163 Salmonella Surveillance Following the Introduction of a Statewide Web-Based Disease Reporting System - Iowa, 2009-2011

Monday, June 10, 2013
Exhibit Hall A (Pasadena Convention Center)
Nicholas Kalas , Iowa Department of Public Health, Des Moines, IA
Patricia Quinlisk , Iowa Department of Public Health, Des Moines, IA
Mary Rexroat , Iowa Department of Public Health, Des Moines, IA
Diana Von Stein , Iowa Department of Public Health, Des Moines, IA
Mary DeMartino , University of Iowa State Hygienic Laboratory, Coralville, IA
Ann Garvey , Iowa Department of Public Health, Des Moines, IA

BACKGROUND:  Foodborne illness caused by Salmonella is of concern not only to public health because of food safety, but also to the public, as indicated by over 4,000 hits annually to the Iowa Department of Public Health’s (IDPH) Salmonella website. In 2008 the Iowa Disease Surveillance System (IDSS) was implemented, which links IDPH with local public health departments, hospitals, and laboratories via the internet.  During 2009-2011, 1,388 cases of Salmonella were reported, including 13 outbreaks and 19 PFGE clusters.  Positive Salmonella isolates are sent to Iowa’s State Hygienic Laboratory (SHL) for serotyping and pulsed-field gel electrophoresis (PFGE).  All reported cases are investigated for risk factors.

METHODS:  The system was evaluated using CDC’s “Updated Guidelines for Evaluating Public Health Surveillance Systems.”  Sensitivity was calculated by comparing Iowans reported with Salmonella in hospital discharge data with those reported to IDSS.  Data completeness was measured by comparing reported cases to Salmonella isolates sent to SHL for confirmation and genetic testing.  Timeliness was calculated by measuring the time required for each step of the case investigation.  Ease of entry and access to data was evaluated by interviewing IDSS users.  Accuracy of reporting Salmonella deaths was assessed by comparing death certificate information with case investigation results.
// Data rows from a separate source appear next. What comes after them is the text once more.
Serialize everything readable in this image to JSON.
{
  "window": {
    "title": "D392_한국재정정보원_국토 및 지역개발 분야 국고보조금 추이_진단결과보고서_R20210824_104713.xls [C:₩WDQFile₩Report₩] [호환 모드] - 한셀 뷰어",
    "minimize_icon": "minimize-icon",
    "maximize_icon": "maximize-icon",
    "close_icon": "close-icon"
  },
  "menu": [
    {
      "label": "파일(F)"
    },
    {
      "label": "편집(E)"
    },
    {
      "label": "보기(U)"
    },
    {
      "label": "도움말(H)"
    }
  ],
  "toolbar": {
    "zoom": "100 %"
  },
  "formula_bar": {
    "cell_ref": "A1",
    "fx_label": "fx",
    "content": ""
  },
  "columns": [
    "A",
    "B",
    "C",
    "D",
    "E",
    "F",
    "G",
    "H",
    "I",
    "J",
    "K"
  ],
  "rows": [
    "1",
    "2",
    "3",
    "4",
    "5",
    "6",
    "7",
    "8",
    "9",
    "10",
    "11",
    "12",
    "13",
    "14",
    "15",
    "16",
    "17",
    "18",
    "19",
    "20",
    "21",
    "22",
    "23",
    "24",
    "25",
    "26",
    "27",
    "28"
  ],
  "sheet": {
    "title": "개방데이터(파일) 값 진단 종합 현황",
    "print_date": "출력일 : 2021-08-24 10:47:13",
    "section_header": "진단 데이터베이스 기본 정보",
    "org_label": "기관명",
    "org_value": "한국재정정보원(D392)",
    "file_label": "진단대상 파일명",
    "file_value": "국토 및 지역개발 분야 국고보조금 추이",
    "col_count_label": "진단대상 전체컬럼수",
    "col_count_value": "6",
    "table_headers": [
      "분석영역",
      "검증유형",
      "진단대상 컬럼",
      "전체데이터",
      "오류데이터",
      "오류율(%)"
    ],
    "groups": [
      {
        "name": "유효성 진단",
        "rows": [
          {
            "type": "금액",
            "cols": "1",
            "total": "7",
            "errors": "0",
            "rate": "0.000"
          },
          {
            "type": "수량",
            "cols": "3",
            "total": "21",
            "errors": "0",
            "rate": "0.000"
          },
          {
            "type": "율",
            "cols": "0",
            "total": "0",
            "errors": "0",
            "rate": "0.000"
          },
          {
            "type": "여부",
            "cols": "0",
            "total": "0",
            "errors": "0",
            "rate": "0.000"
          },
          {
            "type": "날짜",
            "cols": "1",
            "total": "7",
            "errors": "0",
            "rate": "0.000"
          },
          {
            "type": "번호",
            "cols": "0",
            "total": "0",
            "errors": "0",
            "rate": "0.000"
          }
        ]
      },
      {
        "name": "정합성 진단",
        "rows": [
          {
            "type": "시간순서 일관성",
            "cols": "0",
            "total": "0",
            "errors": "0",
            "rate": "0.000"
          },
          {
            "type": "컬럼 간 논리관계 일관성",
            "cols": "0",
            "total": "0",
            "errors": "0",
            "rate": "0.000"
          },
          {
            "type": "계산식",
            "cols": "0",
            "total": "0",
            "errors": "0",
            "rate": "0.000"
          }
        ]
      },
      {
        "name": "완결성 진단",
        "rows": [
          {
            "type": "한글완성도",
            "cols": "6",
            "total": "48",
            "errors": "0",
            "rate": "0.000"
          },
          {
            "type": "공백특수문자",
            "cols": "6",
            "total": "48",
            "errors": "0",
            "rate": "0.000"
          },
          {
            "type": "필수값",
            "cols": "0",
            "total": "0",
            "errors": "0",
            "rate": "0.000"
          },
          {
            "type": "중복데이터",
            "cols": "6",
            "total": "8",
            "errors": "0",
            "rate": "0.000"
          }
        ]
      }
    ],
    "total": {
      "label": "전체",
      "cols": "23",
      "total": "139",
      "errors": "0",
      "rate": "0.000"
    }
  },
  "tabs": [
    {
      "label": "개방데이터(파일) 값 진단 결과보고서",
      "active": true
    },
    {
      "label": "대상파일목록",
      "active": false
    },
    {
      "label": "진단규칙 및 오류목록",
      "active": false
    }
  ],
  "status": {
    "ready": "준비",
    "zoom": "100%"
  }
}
RESULTS:  Of 203 hospitalized cases in the hospital discharge data, 183 were also reported to IDSS (90% sensitivity). Analyses of data completeness demonstrated that SHL received isolates for 94% (1,057/1,114) of all culture confirmed Salmonella cases.  Average time from initial diagnosis to completion of the case interview was 13.9 days.  Of five IDSS users interviewed, all found it easy to enter data into IDSS, and four felt it was easy to access data in IDSS.  Four deaths due to Salmonella were reported in IDSS, all with detailed supporting information.  However, only one death certificate mentioned Salmonella as a cause of death.

CONCLUSIONS:  Identifying the hospitals least likely to report would allow IDPH to target education and potentially increase reporting of hospitalized cases.  Outbreaks are more easily identified because of the high percentage of isolates sent to SHL, but outbreak investigations are hindered by poor risk factor recall due to the lag time from initial diagnosis to case interview.  Investigators should work to contact cases more quickly and enter exposure and risk factor information into IDSS quickly.  IDSS data is more accurate than death certificate data concerning Salmonella deaths and should be used for any future analyses and publications.